Un réseau de commandos coordonne le flux d’armes en Ukraine, selon des responsables

WASHINGTON – Alors que les troupes russes poursuivent une campagne acharnée pour s’emparer de l’est de l’Ukraine, la capacité de la nation à résister à l’assaut dépend plus que jamais de l’aide des États-Unis et de ses alliés – y compris un réseau furtif de commandos et d’espions se précipitant pour fournir des armes, renseignement et formation, selon des responsables américains et européens.

Une grande partie de ce travail se déroule en dehors de l’Ukraine, dans des bases en Allemagne, en France et en Grande-Bretagne, par exemple. Mais même si l’administration Biden a déclaré qu’elle ne déploierait pas de troupes américaines en Ukraine, certains membres du personnel de la CIA ont continué à opérer secrètement dans le pays, principalement dans la capitale, Kyiv, dirigeant une grande partie des vastes quantités de renseignements que les États-Unis partagent avec Forces ukrainiennes, selon les responsables actuels et anciens.

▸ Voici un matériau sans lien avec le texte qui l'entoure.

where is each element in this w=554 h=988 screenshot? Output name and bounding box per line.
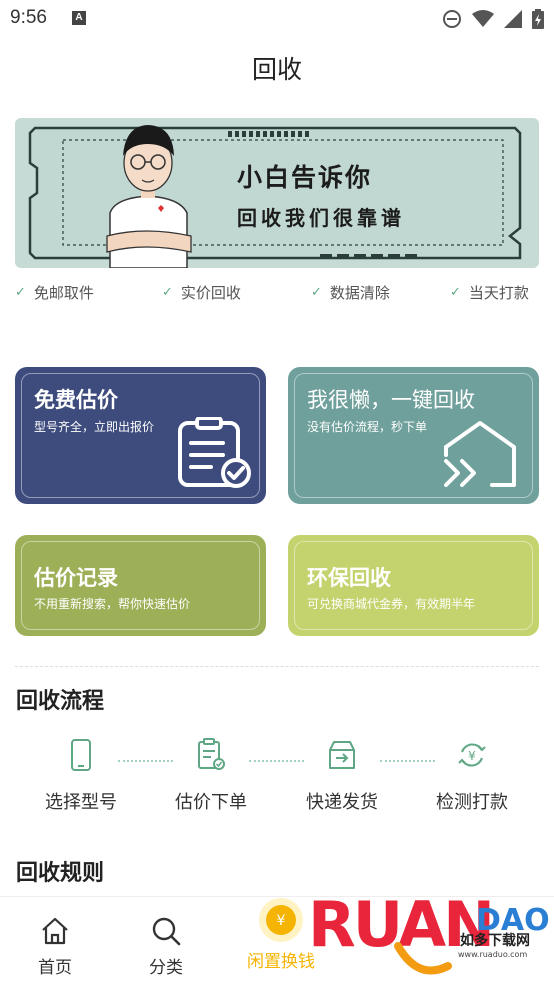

Dans le même temps, quelques dizaines de commandos d’autres pays de l’OTAN, dont la Grande-Bretagne, la France, le Canada et la Lituanie, ont également travaillé à l’intérieur de l’Ukraine. Les États-Unis ont retiré leurs propres 150 instructeurs militaires avant le début de la guerre en février, mais les commandos de ces alliés sont restés ou sont entrés et sortis du pays depuis lors, formant et conseillant les troupes ukrainiennes et fournissant un conduit sur le terrain pour armes et autres aides, ont déclaré trois responsables américains.

Peu d’autres détails ont émergé sur ce que font le personnel de la CIA ou les commandos, mais leur présence dans le pays – en plus des membres du personnel diplomatique qui sont revenus après que la Russie a renoncé à son siège de Kyiv – fait allusion à l’ampleur de l’effort secret pour l’aide à l’Ukraine qui est en cours et les risques que prennent Washington et ses alliés.

L’Ukraine reste sous-armée et samedi, les forces russes ont lancé un barrage de missiles sur des cibles à travers le pays, y compris dans des zones du nord et de l’ouest qui ont été largement épargnées ces dernières semaines. Le président Biden et les dirigeants alliés devraient discuter d’un soutien supplémentaire à l’Ukraine lors d’une réunion du Groupe des 7 pays industrialisés qui débute dimanche en Allemagne et lors d’un sommet de l’OTAN en Espagne plus tard dans la semaine.

Peu de temps après l’invasion de l’Ukraine par la Russie en février, le 10e groupe de forces spéciales de l’armée, qui avant la guerre avait entraîné des commandos ukrainiens dans une base située dans l’ouest du pays, a discrètement établi une cellule de planification de la coalition en Allemagne pour coordonner l’assistance militaire aux commandos ukrainiens et aux autres commandos ukrainiens. troupes. La cellule compte maintenant 20 nations.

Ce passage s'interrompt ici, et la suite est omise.